La imposibilidad del teatro "Sin título" se hace posible en Nave 73


Iniciamos las "bambalinas" de una nueva semana cargada de teatro recordando el espectáculo que el pasado jueves, 16 de mayo, tuvimos ocasión de disfrutar (en realidad, formamos parte de él) en Nave 73. La experiencia inmersiva presentada como Sin título, y la aclaración de tratarse de "un imposible a partir de textos de Lorca", es una creación multidisciplinar fruto de un grupo de jóvenes actores y creadores que han desarrollado su trabajo a partir de una residencia artística en esta sala alternativa madrileña, con la colaboración y ayuda de Grumelot, la compañía residente en ella desde hace años. El montaje ha formado parte de la programación de la VI Muestra de Creación Escénica SURGE MADRID 2019, que se está celebrando en la capital desde el pasado 8 de mayo. 

Escrita y dirigida por Íñigo Rodríguez-Claro y Carlota Gaviño, a partir de textos de Lorca y del propio elenco, inspirándose en la Comedia sin título lorquiana, Sin título nos adentra en el anhelado sueño plasmado por el autor granadino, en este y otros textos de su proyectada "trilogía de lo imposible", de romper las barreras entre la ficción y la realidad y devolver el aliento a un teatro momificado ("sepulturas con focos de gas, y anuncios, y largas filas de butacas") en unos templos de cartón piedra que perdieron hace tiempo su contacto con la verdadera vida. Este anhelo vanguardista -con cerca de noventa años- sirve a los creadores del espectáculo para montar un entramado escénico inmersivo que trata de acabar con el concepto tradicional del público ("¿Qué hago con el público si quito las barandas al puente?") para integrarlo en una historia de la que, permanentemente, se le hace sentir partícipe. No es posible dar cuenta del contenido de una experiencia cuya premisa necesaria es la sorpresa. Para adentrarse en esta aventura escénica es necesario abandonar el traje de espectador, cerrar los ojos y ceñirse el disfraz multiforme de la imaginación. Solo la actitud ingenua de un público entregado al juego, dispuesto a colaborar activamente y a seguir las indicaciones de unos actores que lo conducen y con los que interactúa en todo momento permitirá disfrutar de una historia en la que cada participante vive (esta vez no se trata de una frase hecha) una experiencia única y distinta.

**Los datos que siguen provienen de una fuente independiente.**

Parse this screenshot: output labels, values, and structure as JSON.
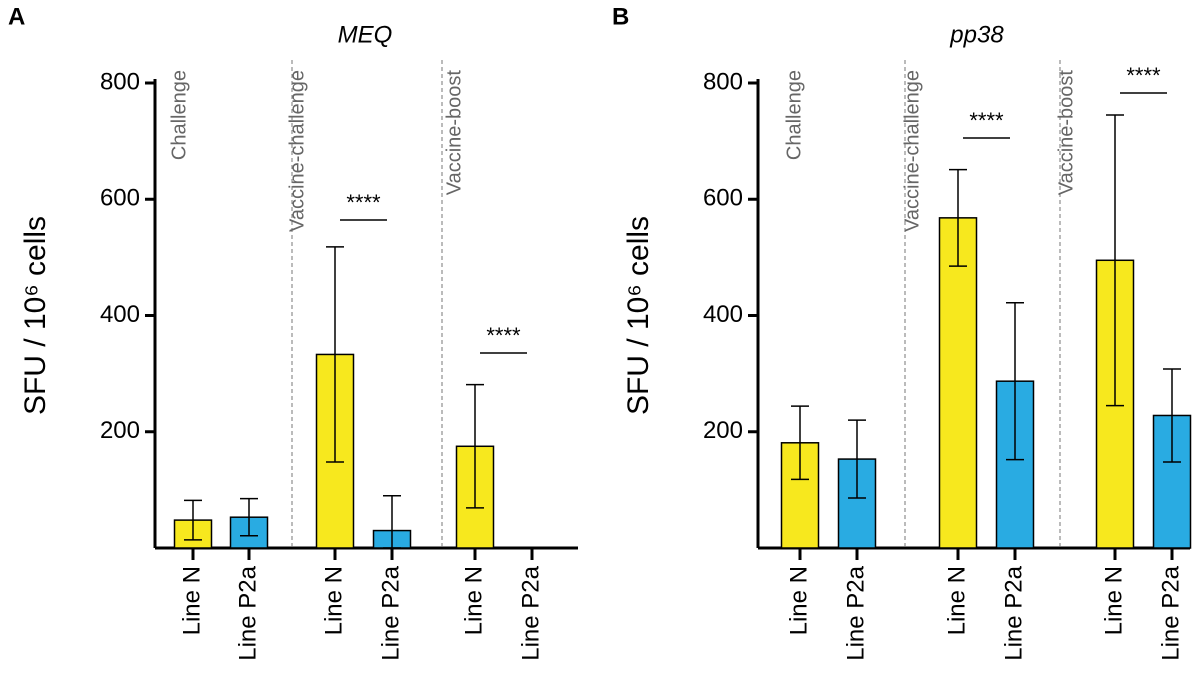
{
  "chart_data": [
    {
      "type": "bar",
      "panel": "A",
      "title": "MEQ",
      "ylabel": "SFU / 10⁶ cells",
      "groups": [
        "Challenge",
        "Vaccine-challenge",
        "Vaccine-boost"
      ],
      "categories": [
        "Line N",
        "Line P2a",
        "Line N",
        "Line P2a",
        "Line N",
        "Line P2a"
      ],
      "values": [
        48,
        53,
        333,
        30,
        175,
        0
      ],
      "errors": [
        34,
        32,
        185,
        60,
        106,
        0
      ],
      "colors": [
        "#f7e81e",
        "#29abe2",
        "#f7e81e",
        "#29abe2",
        "#f7e81e",
        "#29abe2"
      ],
      "ylim": [
        0,
        800
      ],
      "yticks": [
        200,
        400,
        600,
        800
      ],
      "annotations": [
        "****",
        "****"
      ]
    },
    {
      "type": "bar",
      "panel": "B",
      "title": "pp38",
      "ylabel": "SFU / 10⁶ cells",
      "groups": [
        "Challenge",
        "Vaccine-challenge",
        "Vaccine-boost"
      ],
      "categories": [
        "Line N",
        "Line P2a",
        "Line N",
        "Line P2a",
        "Line N",
        "Line P2a"
      ],
      "values": [
        181,
        153,
        568,
        287,
        495,
        228
      ],
      "errors": [
        63,
        67,
        83,
        135,
        250,
        80
      ],
      "colors": [
        "#f7e81e",
        "#29abe2",
        "#f7e81e",
        "#29abe2",
        "#f7e81e",
        "#29abe2"
      ],
      "ylim": [
        0,
        800
      ],
      "yticks": [
        200,
        400,
        600,
        800
      ],
      "annotations": [
        "****",
        "****"
      ]
    }
  ]
}
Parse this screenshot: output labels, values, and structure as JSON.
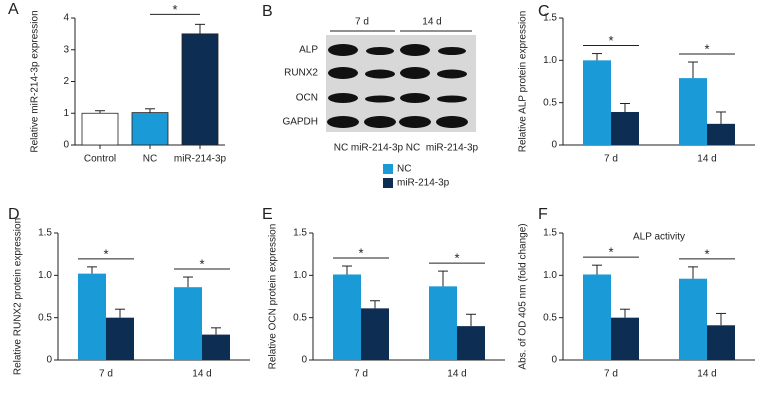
{
  "chart_data": [
    {
      "type": "bar",
      "label": "A",
      "ylabel": "Relative miR-214-3p expression",
      "categories": [
        "Control",
        "NC",
        "miR-214-3p"
      ],
      "values": [
        1.0,
        1.02,
        3.5
      ],
      "errors": [
        0.08,
        0.12,
        0.3
      ],
      "colors": [
        "#ffffff",
        "#1a9ad6",
        "#0d2d52"
      ],
      "ylim": [
        0,
        4
      ],
      "yticks": [
        0,
        1,
        2,
        3,
        4
      ],
      "annotations": [
        "*"
      ]
    },
    {
      "type": "grouped_bar",
      "label": "C",
      "ylabel": "Relative ALP protein expression",
      "categories": [
        "7 d",
        "14 d"
      ],
      "series": [
        {
          "color": "#1a9ad6",
          "values": [
            1.0,
            0.79
          ],
          "errors": [
            0.08,
            0.19
          ]
        },
        {
          "color": "#0d2d52",
          "values": [
            0.39,
            0.25
          ],
          "errors": [
            0.1,
            0.14
          ]
        }
      ],
      "ylim": [
        0,
        1.5
      ],
      "yticks": [
        0,
        0.5,
        {
          "value": 1,
          "label": "1.0"
        },
        1.5
      ],
      "annotations": [
        "*",
        "*"
      ]
    },
    {
      "type": "grouped_bar",
      "label": "D",
      "ylabel": "Relative RUNX2 protein expression",
      "categories": [
        "7 d",
        "14 d"
      ],
      "series": [
        {
          "color": "#1a9ad6",
          "values": [
            1.02,
            0.86
          ],
          "errors": [
            0.08,
            0.12
          ]
        },
        {
          "color": "#0d2d52",
          "values": [
            0.5,
            0.3
          ],
          "errors": [
            0.1,
            0.08
          ]
        }
      ],
      "ylim": [
        0,
        1.5
      ],
      "yticks": [
        0,
        0.5,
        {
          "value": 1,
          "label": "1.0"
        },
        1.5
      ],
      "annotations": [
        "*",
        "*"
      ]
    },
    {
      "type": "grouped_bar",
      "label": "E",
      "ylabel": "Relative OCN protein expression",
      "categories": [
        "7 d",
        "14 d"
      ],
      "series": [
        {
          "color": "#1a9ad6",
          "values": [
            1.01,
            0.87
          ],
          "errors": [
            0.1,
            0.18
          ]
        },
        {
          "color": "#0d2d52",
          "values": [
            0.61,
            0.4
          ],
          "errors": [
            0.09,
            0.14
          ]
        }
      ],
      "ylim": [
        0,
        1.5
      ],
      "yticks": [
        0,
        0.5,
        {
          "value": 1,
          "label": "1.0"
        },
        1.5
      ],
      "annotations": [
        "*",
        "*"
      ]
    },
    {
      "type": "grouped_bar",
      "label": "F",
      "title": "ALP activity",
      "ylabel": "Abs. of OD 405 nm (fold change)",
      "categories": [
        "7 d",
        "14 d"
      ],
      "series": [
        {
          "color": "#1a9ad6",
          "values": [
            1.01,
            0.96
          ],
          "errors": [
            0.11,
            0.14
          ]
        },
        {
          "color": "#0d2d52",
          "values": [
            0.5,
            0.41
          ],
          "errors": [
            0.1,
            0.14
          ]
        }
      ],
      "ylim": [
        0,
        1.5
      ],
      "yticks": [
        0,
        0.5,
        {
          "value": 1,
          "label": "1.0"
        },
        1.5
      ],
      "annotations": [
        "*",
        "*"
      ]
    }
  ],
  "legend": {
    "items": [
      {
        "name": "NC",
        "color": "#1a9ad6"
      },
      {
        "name": "miR-214-3p",
        "color": "#0d2d52"
      }
    ]
  },
  "blot": {
    "label": "B",
    "groups": [
      "7 d",
      "14 d"
    ],
    "rows": [
      "ALP",
      "RUNX2",
      "OCN",
      "GAPDH"
    ],
    "lanes": [
      "NC",
      "miR-214-3p",
      "NC",
      "miR-214-3p"
    ]
  }
}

Nos hallamos ante el resultado de un trabajo de estudio e investigación, que ha optado por la vía del surrealismo, la performance y el arte de acción como forma expresiva, creando un universo dinámico, de elevada plasticidad, donde el mensaje de la palabra (una palabra que sabe a Lorca, que huele a Lorca, pero que trasciende su personal universo poético para trasladarnos a nuestro propio mundo) se diluye ante la fuerza sensorial de los cuerpos. Sin duda es este un espectáculo dirigido a los sentidos, que nos recuerda y traslada al happening y a los experimentos vanguardistas del Living Theatre a mediados del siglo pasado, y a un simbolismo que, tras su irrupción hace más de cien años, se ha mostrado como una de las grandes aportaciones del arte a la escena contemporánea.

Excelente trabajo el realizado por Rodríguez-Claro y Carlota Gaviño en la dirección de un montaje lleno de detalles y secuencias de gran valor escénico, engarzados con un ritmo que no permite a la acción decaer en ningún momento; como lo es asimismo el de Lucas Condró, en su calidad de director de movimiento; y, por supuesto, el de un elenco de once actores y creadores que realizan un trabajo individual y de conjunto de alta calidad corporal y vocal. La imposibilidad de identificar nombres con personajes y escenas es un rasgo propio de un teatro en el que la individualidad pasa a un segundo plano y lo importante es el trabajo de un colectivo que funciona con un solo latido; de igual modo que la desaparición del ritual del saludo ante el público (característico de compañías como el Odin Teatret) forma parte de esa pretendida eliminación de la distancia entre actor y público, acorde con un espectáculo en el que, recordemos, este ha sido también parte del "reparto". Aun así, la validez de su trabajo merece que sus nombres sean recogidos en este pequeño rincón del teatro, como muestra de reconocimiento y simbólico aplauso a su talento y valía: Maitane Aspe Fid, Estibaliz Gil Rodríguez, Gonzalo Gómez, Olga Hernández, Pablo Labaig, Carlos Laguna, Marian Moncho Borja, Angélica Moyano, Susana Plaza Carro, Carlos Pulpón y Mario Tello.